Reprinted from Gush Shalom
War is the business of killing the "enemy," in order to impose your will on them.
Therefore, "humane war" is an oxymoron.
War itself is a crime. There are few exceptions. I would exempt the war against Nazi Germany, since it was conducted against a regime of mass murderers, led by a psychopathic dictator, who could not be brought to heel by any other means.
This being so, the concept of "war crimes" is dubious. The biggest crime is starting the war in the first place. This is not the business of soldiers, but of political leaders. Yet they are rarely indicted.
THESE PHILOSOPHICAL musings came to me in the wake of the recent UN report on the last Gaza war.
The investigation committee bent over backwards to be "balanced," and accused both the Israeli army and Hamas in almost equal terms. That, in itself, is problematic.
This was not a war between equals. On one side, the State of Israel, with one of the mightiest armies in the world. On the other side, a stateless population of 1.8 million people, led by a guerrilla organization devoid of any modern arms.
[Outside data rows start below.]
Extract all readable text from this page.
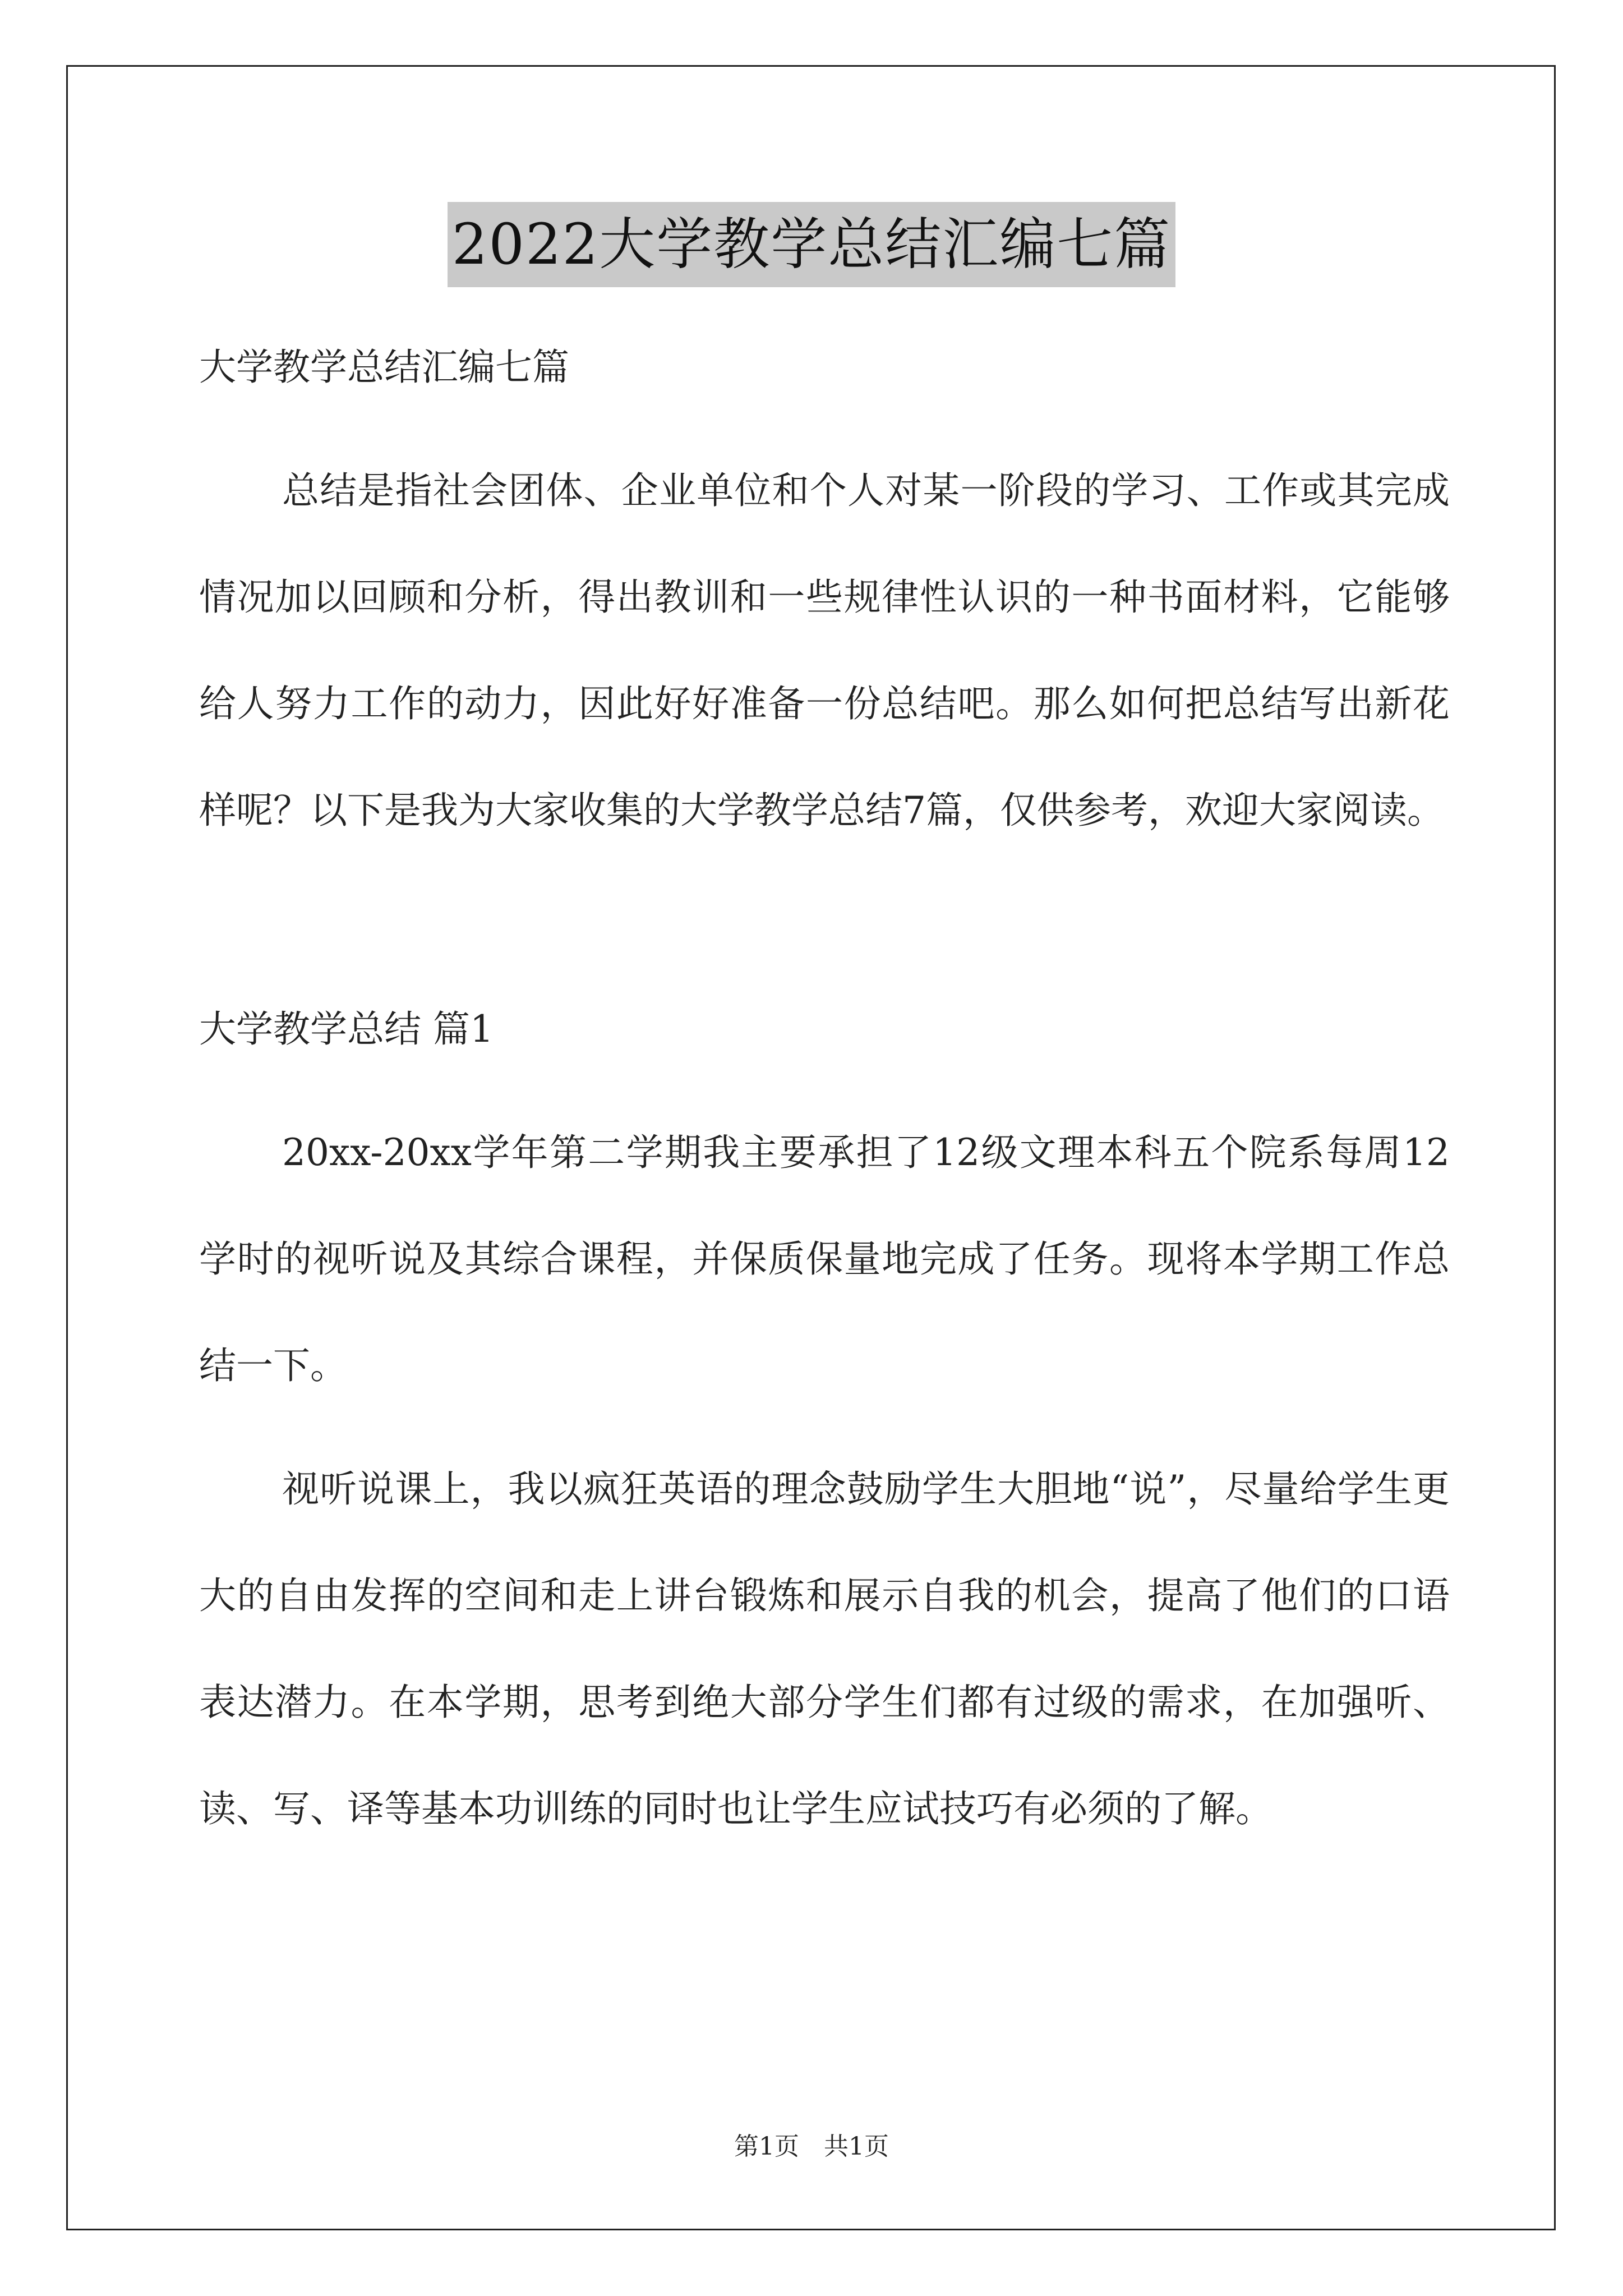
2022大学教学总结汇编七篇

大学教学总结汇编七篇

总结是指社会团体、企业单位和个人对某一阶段的学习、工作或其完成情况加以回顾和分析，得出教训和一些规律性认识的一种书面材料，它能够给人努力工作的动力，因此好好准备一份总结吧。那么如何把总结写出新花样呢？以下是我为大家收集的大学教学总结7篇，仅供参考，欢迎大家阅读。

大学教学总结 篇1

20xx-20xx学年第二学期我主要承担了12级文理本科五个院系每周12学时的视听说及其综合课程，并保质保量地完成了任务。现将本学期工作总结一下。

视听说课上，我以疯狂英语的理念鼓励学生大胆地“说”，尽量给学生更大的自由发挥的空间和走上讲台锻炼和展示自我的机会，提高了他们的口语表达潜力。在本学期，思考到绝大部分学生们都有过级的需求，在加强听、读、写、译等基本功训练的同时也让学生应试技巧有必须的了解。

第1页　共1页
Any equating of such two entities is by definition contrived. Even if both sides committed grievous war crimes, they are not the same. Each must be judged on its own (de)merits.
THE IDEA of "war crimes" is relatively new. It arose during the 30 Years War, which devastated a large part of Central Europe. Many armies took part, and all of them destroyed towns and villages without the slightest compunction. As a result, two thirds of Germany were devastated and a third of the German people was killed.
Hugo de Groot, a Dutchman, argued that even in war, civilized nations are bound by certain limitations. He was not a starry-eyed idealist, divorced from reality. His main principle, as I understand it, was that it makes no sense to forbid actions that help a warring country [or "party"] to pursue the war, but that any cruelty not necessary for the efficient conduct of the war is illegitimate.
This idea took hold. During the 18th century, endless wars were conducted by professional armies, without hurting civilian populations unnecessarily. Wars became "humane."
Not for long. With the French revolution, war became a matter of mass armies, the protection of civilians slowly eroded, until it disappeared entirely in World War II, when whole cities were destroyed by unlimited aerial bombardment (Dresden and Hamburg) and the atom bomb (Hiroshima and Nagasaki).
Even so, a number of international conventions prohibit war crimes that target civilian populations or hurt the population in occupied territories.
That was the mandate of this committee of investigation.
THE COMMITTEE castigates Hamas for committing war crimes against the Israeli population.